"Playing it safe has become very risky," says author Josh Linkner. Sustaining your success is not based upon relying on your current success. It is rooted in your ability to reinvent. Linkner, best-selling author of The Road to Reinvention and venture capital CEO, lets executives in on the secrets to reinvent their businesses continuously. In this interview with Soundview, he discusses why playing it safe is the
biggest risk you can take, why you need to put yourself out of business before someone else does and how to find and replace "cannonballs" that might be sinking your company.
Soundview: Why is playing it safe the biggest risk of all?
Josh Linkner: What happens is that many successful people fall into the success trap. The trap is they believe success is a permanent condition as if you've arrived and you'll always be there. The reality is that success happens in the context of many external factors. Today, those
factors are changing at a rate like none other in history. What happens is that if we believe that we've arrived and simply cling to the previous ideas, maintain the status quo and expect the same level of success, we're only kidding ourselves and setting ourselves up for disaster. The companies and
the individuals that sustain success over time are the ones that reinvent early and often.
Soundview: How and why should one move toward planned obsolescence?

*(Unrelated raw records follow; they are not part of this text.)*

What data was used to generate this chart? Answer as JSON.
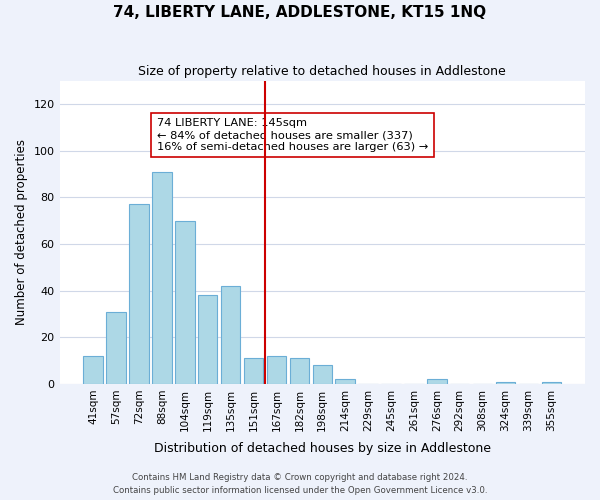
{
  "title": "74, LIBERTY LANE, ADDLESTONE, KT15 1NQ",
  "subtitle": "Size of property relative to detached houses in Addlestone",
  "xlabel": "Distribution of detached houses by size in Addlestone",
  "ylabel": "Number of detached properties",
  "bar_labels": [
    "41sqm",
    "57sqm",
    "72sqm",
    "88sqm",
    "104sqm",
    "119sqm",
    "135sqm",
    "151sqm",
    "167sqm",
    "182sqm",
    "198sqm",
    "214sqm",
    "229sqm",
    "245sqm",
    "261sqm",
    "276sqm",
    "292sqm",
    "308sqm",
    "324sqm",
    "339sqm",
    "355sqm"
  ],
  "bar_values": [
    12,
    31,
    77,
    91,
    70,
    38,
    42,
    11,
    12,
    11,
    8,
    2,
    0,
    0,
    0,
    2,
    0,
    0,
    1,
    0,
    1
  ],
  "bar_color": "#add8e6",
  "bar_edge_color": "#6baed6",
  "vline_x": 7.5,
  "vline_color": "#cc0000",
  "annotation_line1": "74 LIBERTY LANE: 145sqm",
  "annotation_line2": "← 84% of detached houses are smaller (337)",
  "annotation_line3": "16% of semi-detached houses are larger (63) →",
  "ylim": [
    0,
    130
  ],
  "yticks": [
    0,
    20,
    40,
    60,
    80,
    100,
    120
  ],
  "footer_line1": "Contains HM Land Registry data © Crown copyright and database right 2024.",
  "footer_line2": "Contains public sector information licensed under the Open Government Licence v3.0.",
  "bg_color": "#eef2fb",
  "plot_bg_color": "#ffffff",
  "grid_color": "#d0d8e8"
}
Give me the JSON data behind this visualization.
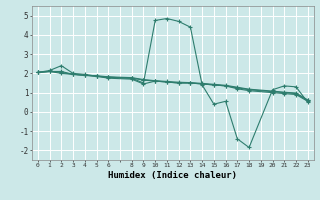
{
  "xlabel": "Humidex (Indice chaleur)",
  "ylabel": "",
  "bg_color": "#cce8e8",
  "grid_color": "#ffffff",
  "line_color": "#2e7d6e",
  "xlim": [
    -0.5,
    23.5
  ],
  "ylim": [
    -2.5,
    5.5
  ],
  "yticks": [
    -2,
    -1,
    0,
    1,
    2,
    3,
    4,
    5
  ],
  "xtick_vals": [
    0,
    1,
    2,
    3,
    4,
    5,
    6,
    8,
    9,
    10,
    11,
    12,
    13,
    14,
    15,
    16,
    17,
    18,
    19,
    20,
    21,
    22,
    23
  ],
  "lines": [
    {
      "x": [
        0,
        1,
        2,
        3,
        4,
        5,
        6,
        8,
        9,
        10,
        11,
        12,
        13,
        14,
        15,
        16,
        17,
        18,
        20,
        21,
        22,
        23
      ],
      "y": [
        2.05,
        2.15,
        2.4,
        2.0,
        1.95,
        1.85,
        1.8,
        1.75,
        1.5,
        4.75,
        4.85,
        4.7,
        4.4,
        1.4,
        0.4,
        0.55,
        -1.4,
        -1.85,
        1.15,
        1.35,
        1.3,
        0.5
      ]
    },
    {
      "x": [
        0,
        1,
        2,
        3,
        4,
        5,
        6,
        8,
        9,
        10,
        11,
        12,
        13,
        14,
        15,
        16,
        17,
        18,
        20,
        21,
        22,
        23
      ],
      "y": [
        2.05,
        2.1,
        2.1,
        1.95,
        1.9,
        1.85,
        1.75,
        1.7,
        1.45,
        1.6,
        1.55,
        1.5,
        1.5,
        1.45,
        1.4,
        1.35,
        1.2,
        1.1,
        1.0,
        0.95,
        0.9,
        0.55
      ]
    },
    {
      "x": [
        0,
        1,
        2,
        3,
        4,
        5,
        6,
        8,
        9,
        10,
        11,
        12,
        13,
        14,
        15,
        16,
        17,
        18,
        20,
        21,
        22,
        23
      ],
      "y": [
        2.05,
        2.1,
        2.0,
        1.95,
        1.9,
        1.85,
        1.8,
        1.75,
        1.65,
        1.6,
        1.55,
        1.5,
        1.5,
        1.45,
        1.4,
        1.35,
        1.25,
        1.15,
        1.05,
        1.0,
        0.95,
        0.6
      ]
    },
    {
      "x": [
        0,
        1,
        2,
        3,
        4,
        5,
        6,
        8,
        9,
        10,
        11,
        12,
        13,
        14,
        15,
        16,
        17,
        18,
        20,
        21,
        22,
        23
      ],
      "y": [
        2.05,
        2.1,
        2.05,
        1.95,
        1.9,
        1.88,
        1.82,
        1.78,
        1.68,
        1.62,
        1.58,
        1.54,
        1.52,
        1.48,
        1.43,
        1.38,
        1.28,
        1.18,
        1.08,
        1.02,
        0.98,
        0.62
      ]
    }
  ]
}
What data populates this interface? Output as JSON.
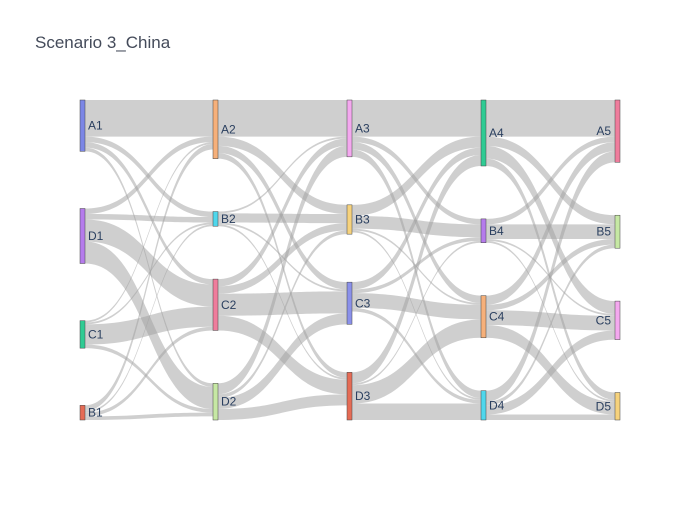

Linkner: I'd argue that someday a company is going to come and put you out of business so it might as well be you. We have the opportunity to be the disruptor rather than be disrupted. Many people fear the concept of cannibalization. A much more productive approach would be to be
the cannibal. In other words, proactively be the source of destructive change. I would encourage all of us to in fact be the cannibal and put ourselves out of business both as an organization and as a person.
Soundview: Can you define "cannonball" and explain how to deal with them in an organization?
Linkner: Today in the United States military, there are three people required to fire a cannonball. There's one person that holds the cannon, one person that puts the cannonball in the cannon and one person that stands there. Originally, that third person was designed to hold the
horse because you'd have to have a horse drag the cannon up to the top of a hill. If you fired the cannon and the horse wasn't held, the horse would spook and run away. There's a person that stands there when firing a cannon that does absolutely nothing because of an old code. The term cannonball
is a system or way of doing business that made the sense in the past but is irrelevant today. I encourage people to look for those cannonballs inside their own organizations.